Parallel Ocean Program (POP) [33] is an ocean general circulation model. POP is a large Fortran 90 code that has been in development and use for a long time. While the code does not contain any particular computational hotspots, we have ported the equation of state and vertical mixing computations to the GPU. The main challenges were overlapping computation with CPU-GPU communication and host language integration. The kernels have a relatively low arithmetic intensity and not much opportunity for code optimizations.

Parallel-Horus [34] is an image processing library that automatically parallelizes image algebra operations. One of the more challenging aspects in integrating GPU kernels was to deal with the separate GPU memory. For most applications that use Parallel-Horus, 2D convolution is the most time consuming operation, for which we have implemented a highly-optimized and auto-tuned GPU kernel [32].

SAGECal [26] is a radio interferometric calibration package supporting a wide range of source models.
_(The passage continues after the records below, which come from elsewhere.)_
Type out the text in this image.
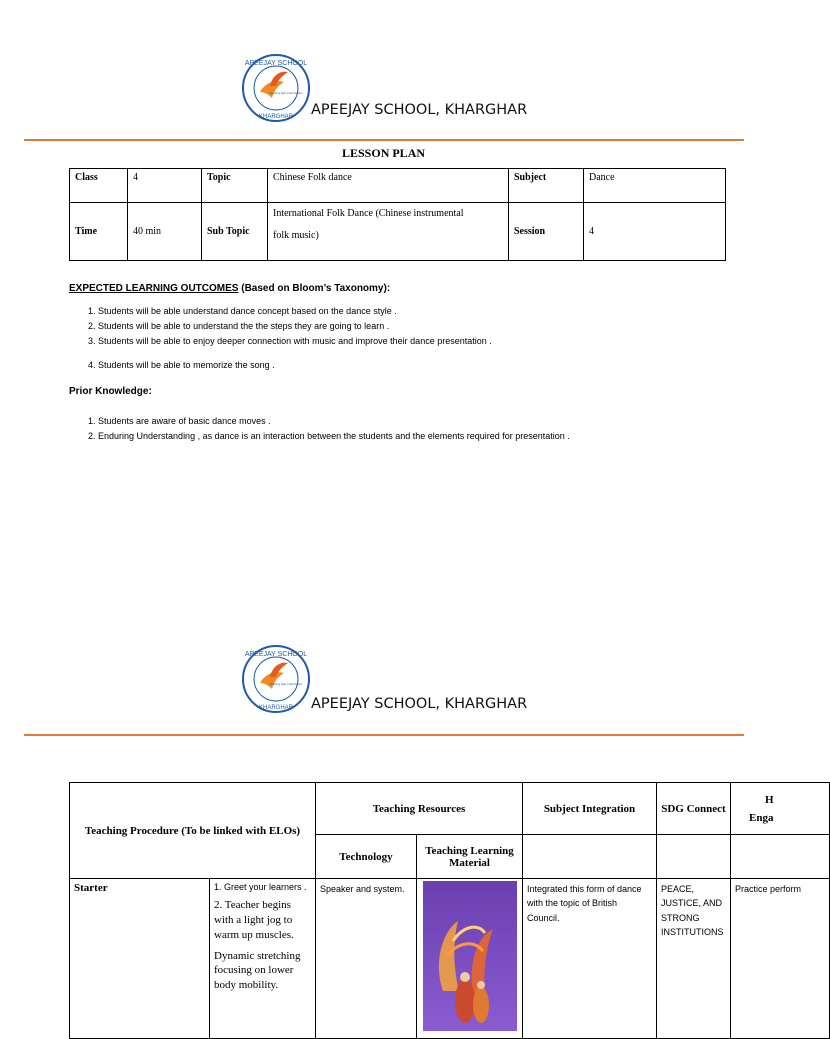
APEEJAY SCHOOL
KHARGHAR
Teaching High is My Mission
APEEJAY SCHOOL, KHARGHAR
LESSON PLAN
Class	4	Topic	Chinese Folk dance	Subject	Dance
Time	40 min	Sub Topic	International Folk Dance (Chinese instrumental
folk music)	Session	4
EXPECTED LEARNING OUTCOMES (Based on Bloom’s Taxonomy):
1. Students will be able understand dance concept based on the dance style .
2. Students will be able to understand the the steps they are going to learn .
3. Students will be able to enjoy deeper connection with music and improve their dance presentation .
4. Students will be able to memorize the song .
Prior Knowledge:
1. Students are aware of basic dance moves .
2. Enduring Understanding , as dance is an interaction between the students and the elements required for presentation .
APEEJAY SCHOOL
KHARGHAR
Teaching High is My Mission
APEEJAY SCHOOL, KHARGHAR
Teaching Procedure (To be linked with ELOs)		Teaching Resources		Subject Integration	SDG Connect	H
Enga

		Technology	Teaching Learning Material			
Starter	1. Greet your learners .

2. Teacher begins with a light jog to warm up muscles.

Dynamic stretching focusing on lower body mobility.	Speaker and system.		Integrated this form of dance with the topic of British Council.	PEACE, JUSTICE, AND STRONG INSTITUTIONS	Practice perform
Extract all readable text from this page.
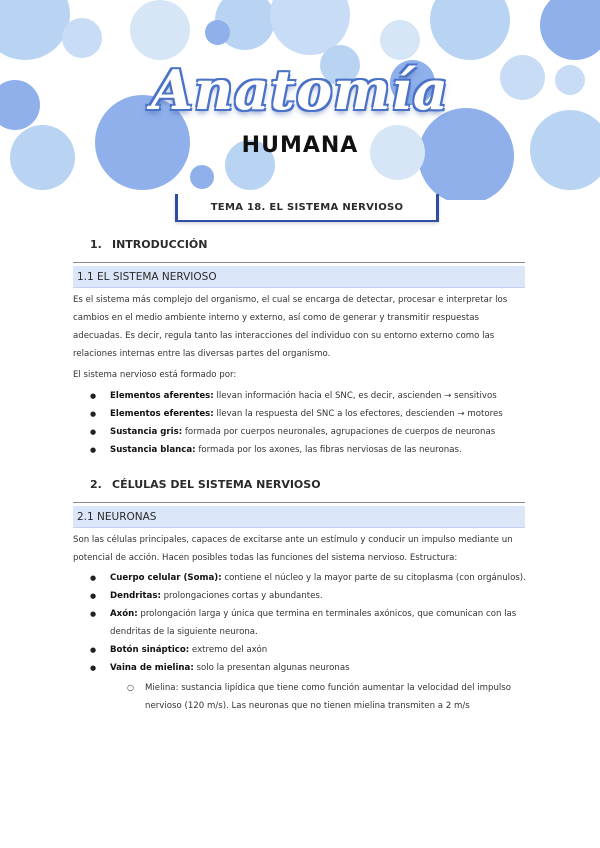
Anatomía
HUMANA
TEMA 18. EL SISTEMA NERVIOSO
1. INTRODUCCIÓN
1.1 EL SISTEMA NERVIOSO
Es el sistema más complejo del organismo, el cual se encarga de detectar, procesar e interpretar los cambios en el medio ambiente interno y externo, así como de generar y transmitir respuestas adecuadas. Es decir, regula tanto las interacciones del individuo con su entorno externo como las relaciones internas entre las diversas partes del organismo.
El sistema nervioso está formado por:
● Elementos aferentes: llevan información hacia el SNC, es decir, ascienden → sensitivos
● Elementos eferentes: llevan la respuesta del SNC a los efectores, descienden → motores
● Sustancia gris: formada por cuerpos neuronales, agrupaciones de cuerpos de neuronas
● Sustancia blanca: formada por los axones, las fibras nerviosas de las neuronas.
2. CÉLULAS DEL SISTEMA NERVIOSO
2.1 NEURONAS
Son las células principales, capaces de excitarse ante un estímulo y conducir un impulso mediante un potencial de acción. Hacen posibles todas las funciones del sistema nervioso. Estructura:
● Cuerpo celular (Soma): contiene el núcleo y la mayor parte de su citoplasma (con orgánulos).
● Dendritas: prolongaciones cortas y abundantes.
● Axón: prolongación larga y única que termina en terminales axónicos, que comunican con las dendritas de la siguiente neurona.
● Botón sináptico: extremo del axón
● Vaina de mielina: solo la presentan algunas neuronas
○ Mielina: sustancia lipídica que tiene como función aumentar la velocidad del impulso nervioso (120 m/s). Las neuronas que no tienen mielina transmiten a 2 m/s
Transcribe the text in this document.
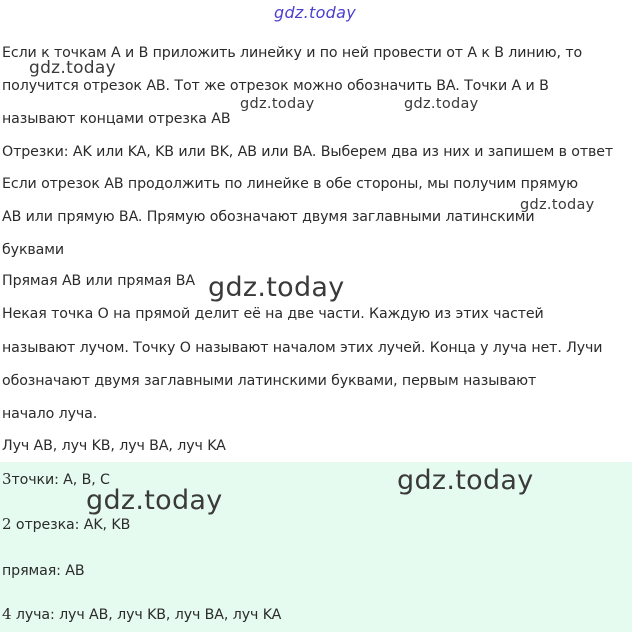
Если к точкам A и B приложить линейку и по ней провести от A к B линию, то
получится отрезок AB. Тот же отрезок можно обозначить BA. Точки A и B
называют концами отрезка AB
Отрезки: AK или KA, KB или BK, AB или BA. Выберем два из них и запишем в ответ
Если отрезок AB продолжить по линейке в обе стороны, мы получим прямую
AB или прямую BA. Прямую обозначают двумя заглавными латинскими
буквами
Прямая AB или прямая BA
Некая точка O на прямой делит её на две части. Каждую из этих частей
называют лучом. Точку O называют началом этих лучей. Конца у луча нет. Лучи
обозначают двумя заглавными латинскими буквами, первым называют
начало луча.
Луч AB, луч KB, луч BA, луч KA
3точки: A, B, C
2 отрезка: AK, KB
прямая: AB
4 луча: луч AB, луч KB, луч BA, луч KA
gdz.today
gdz.today
gdz.today	gdz.today
gdz.today
gdz.today
gdz.today
gdz.today
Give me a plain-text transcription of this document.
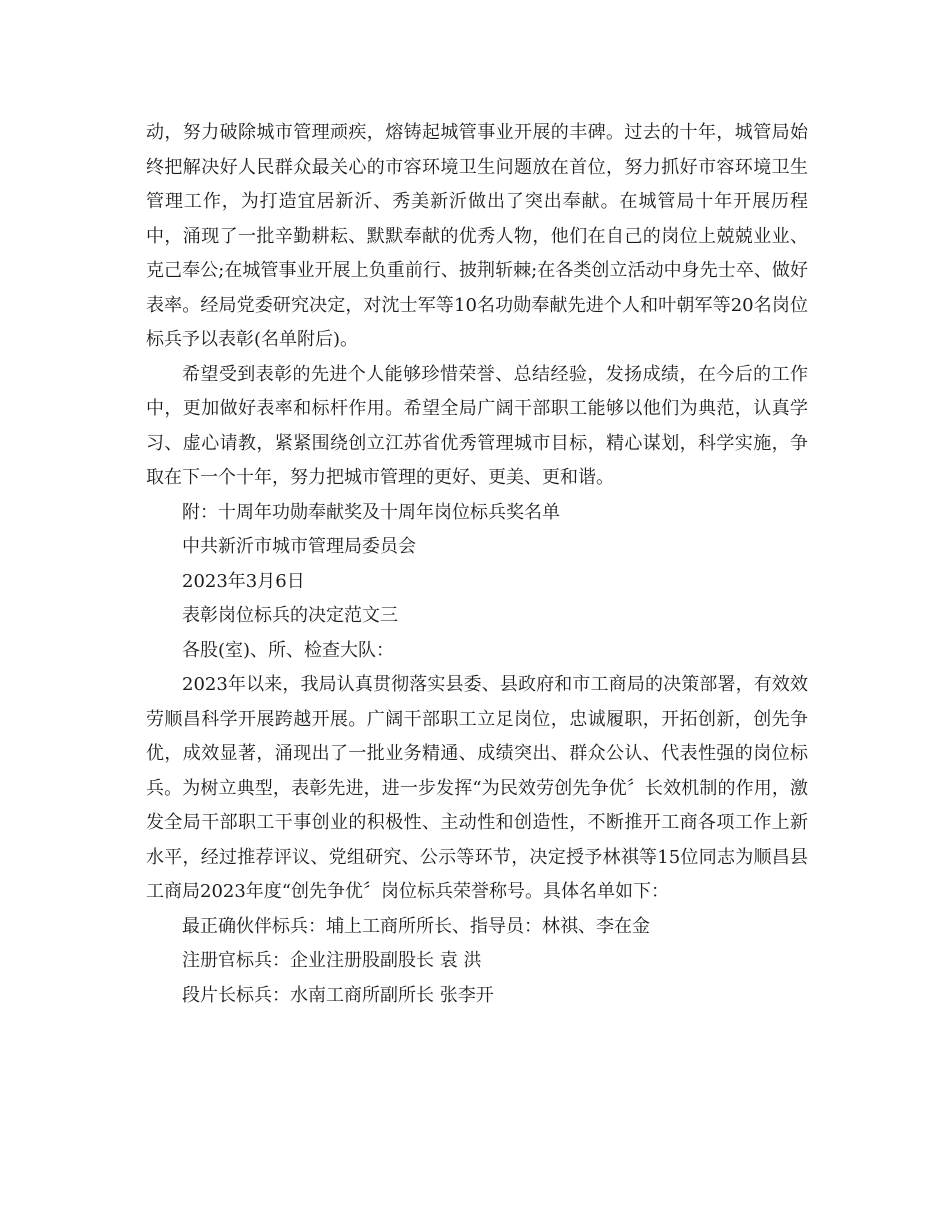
动，努力破除城市管理顽疾，熔铸起城管事业开展的丰碑。过去的十年，城管局始终把解决好人民群众最关心的市容环境卫生问题放在首位，努力抓好市容环境卫生管理工作，为打造宜居新沂、秀美新沂做出了突出奉献。在城管局十年开展历程中，涌现了一批辛勤耕耘、默默奉献的优秀人物，他们在自己的岗位上兢兢业业、克己奉公;在城管事业开展上负重前行、披荆斩棘;在各类创立活动中身先士卒、做好表率。经局党委研究决定，对沈士军等10名功勋奉献先进个人和叶朝军等20名岗位标兵予以表彰(名单附后)。

希望受到表彰的先进个人能够珍惜荣誉、总结经验，发扬成绩，在今后的工作中，更加做好表率和标杆作用。希望全局广阔干部职工能够以他们为典范，认真学习、虚心请教，紧紧围绕创立江苏省优秀管理城市目标，精心谋划，科学实施，争取在下一个十年，努力把城市管理的更好、更美、更和谐。

附：十周年功勋奉献奖及十周年岗位标兵奖名单

中共新沂市城市管理局委员会

2023年3月6日

表彰岗位标兵的决定范文三

各股(室)、所、检查大队：

2023年以来，我局认真贯彻落实县委、县政府和市工商局的决策部署，有效效劳顺昌科学开展跨越开展。广阔干部职工立足岗位，忠诚履职，开拓创新，创先争优，成效显著，涌现出了一批业务精通、成绩突出、群众公认、代表性强的岗位标兵。为树立典型，表彰先进，进一步发挥“为民效劳创先争优〞长效机制的作用，激发全局干部职工干事创业的积极性、主动性和创造性，不断推开工商各项工作上新水平，经过推荐评议、党组研究、公示等环节，决定授予林祺等15位同志为顺昌县工商局2023年度“创先争优〞岗位标兵荣誉称号。具体名单如下：

最正确伙伴标兵：埔上工商所所长、指导员：林祺、李在金

注册官标兵：企业注册股副股长 袁 洪

段片长标兵：水南工商所副所长 张李开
SAGECal is intended to run on various platforms from GPU clusters to low-end energy-efficient GPUs. We have significantly improved the performance of the original GPU code by removing the use of dynamic parallelism and changing how the problem is mapped to threads and thread blocks. Using intrinsics to accelerate the computation of trigonometric functions also significantly improved performance.

3 GPU Programming Challenges

This section lists the challenges encountered, and the lessons learned, while building the applications described in Sect. 2. Many of these originate from the fact that the GPU application is based on existing software.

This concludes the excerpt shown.